What I find concerning is the absence of organizations challenging and changing the narratives of Quebec’s Muslim communities. Aside from the few native informant voices whom the media parades from time to time to reassure the majority about the immigrant “threats,” rare are the voices and organizations that defend the immigrants and Muslims’ rights.

Those political framing and wedge issues picked up by Legault, those on which you must choose a side and leave only limited — if any room — for nuance, have kept these communities in a spiral of reactivity instead of choosing a path of proactiveness and growth. 

From the reasonable accommodations debate of 2008 until today, the province’s Muslim communities have been stuck in a put-out-the-fire mode. As a result, they have not built institutions that can potentially resist such storms and change the distorted narratives. This is happening now, but at a very slow pace. And every once in while a new controversy bursts out and brings down the bricks, which then have to be put together again to resist the politics of fear and hate. 

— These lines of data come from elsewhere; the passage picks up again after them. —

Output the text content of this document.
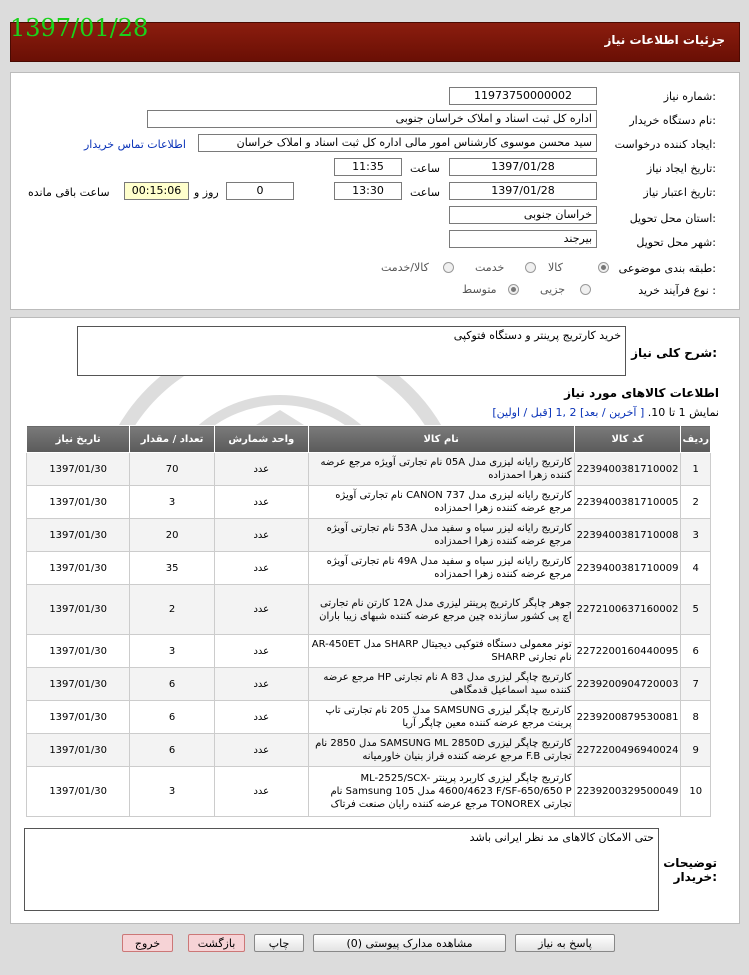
جزئیات اطلاعات نیاز
1397/01/28
شماره نیاز:
11973750000002
نام دستگاه خریدار:
اداره کل ثبت اسناد و املاک خراسان جنوبی
ایجاد کننده درخواست:
سید محسن موسوی کارشناس امور مالی اداره کل ثبت اسناد و املاک خراسان
اطلاعات تماس خریدار
تاریخ ایجاد نیاز:
1397/01/28
ساعت
11:35
تاریخ اعتبار نیاز:
1397/01/28
ساعت
13:30
0
روز و
00:15:06
ساعت باقی مانده
استان محل تحویل:
خراسان جنوبی
شهر محل تحویل:
بیرجند
طبقه بندی موضوعی:
کالا
خدمت
کالا/خدمت
نوع فرآیند خرید :
جزیی
متوسط
شرح کلی نیاز:
خرید کارتریج پرینتر و دستگاه فتوکپی
اطلاعات کالاهای مورد نیاز
نمایش 1 تا 10. [ آخرین / بعد] 2 ,1 [قبل / اولین]
ردیف	کد کالا	نام کالا	واحد شمارش	تعداد / مقدار	تاریخ نیاز
1	2239400381710002	کارتریج رایانه لیزری مدل 05A نام تجارتی آویژه مرجع عرضه کننده زهرا احمدزاده	عدد	70	1397/01/30
2	2239400381710005	کارتریج رایانه لیزری مدل CANON 737 نام تجارتی آویژه مرجع عرضه کننده زهرا احمدزاده	عدد	3	1397/01/30
3	2239400381710008	کارتریج رایانه لیزر سیاه و سفید مدل 53A نام تجارتی آویژه مرجع عرضه کننده زهرا احمدزاده	عدد	20	1397/01/30
4	2239400381710009	کارتریج رایانه لیزر سیاه و سفید مدل 49A نام تجارتی آویژه مرجع عرضه کننده زهرا احمدزاده	عدد	35	1397/01/30
5	2272100637160002	جوهر چاپگر کارتریج پرینتر لیزری مدل 12A کارتن نام تجارتی اچ پی کشور سازنده چین مرجع عرضه کننده شبهای زیبا باران	عدد	2	1397/01/30
6	2272200160440095	تونر معمولی دستگاه فتوکپی دیجیتال SHARP مدل AR-450ET نام تجارتی SHARP	عدد	3	1397/01/30
7	2239200904720003	کارتریج چاپگر لیزری مدل 83 A نام تجارتی HP مرجع عرضه کننده سید اسماعیل قدمگاهی	عدد	6	1397/01/30
8	2239200879530081	کارتریج چاپگر لیزری SAMSUNG مدل 205 نام تجارتی تاپ پرینت مرجع عرضه کننده معین چاپگر آریا	عدد	6	1397/01/30
9	2272200496940024	کارتریج چاپگر لیزری SAMSUNG ML 2850D مدل 2850 نام تجارتی F.B مرجع عرضه کننده فراز بنیان خاورمیانه	عدد	6	1397/01/30
10	2239200329500049	کارتریج چاپگر لیزری کاربرد پرینتر ML-2525/SCX-4600/4623 F/SF-650/650 P مدل 105 Samsung نام تجارتی TONOREX مرجع عرضه کننده رایان صنعت فرتاک	عدد	3	1397/01/30
توضیحات خریدار:
حتی الامکان کالاهای مد نظر ایرانی باشد
پاسخ به نیاز
مشاهده مدارک پیوستی (0)
چاپ
بازگشت
خروج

Considering these two communities’ precarious reality of being constant targets of political campaigns, many of their members could decide to leave and start over somewhere else in Canada. This additional aspect isn’t discussed enough: the retention rate of immigrants in Quebec as compared to other provinces like Ontario or British Columbia (https://www.settler.ca/english/).

This vicious cycle of staying or leaving, which makes the building of anti-racist and advocacy institutions fragile and slow, is hard to break. Perhaps the younger generation will be more successful than we have been. 


Monia Mazigh, PhD, an academic, author and human rights activist, is an adjunct professor at Carleton University (Ontario). She has published “Hope and Despair: My Struggle to Free My Husband, Maher Arar” (2008) and three novels, “Mirrors and Mirages” (2015), “Hope Has Two Daughters” (2017) and “Farida” (2020), which won the 2021 Ottawa Book Award prize for French-language fiction. She is currently working on a collection of essays about gendered Islamophobia.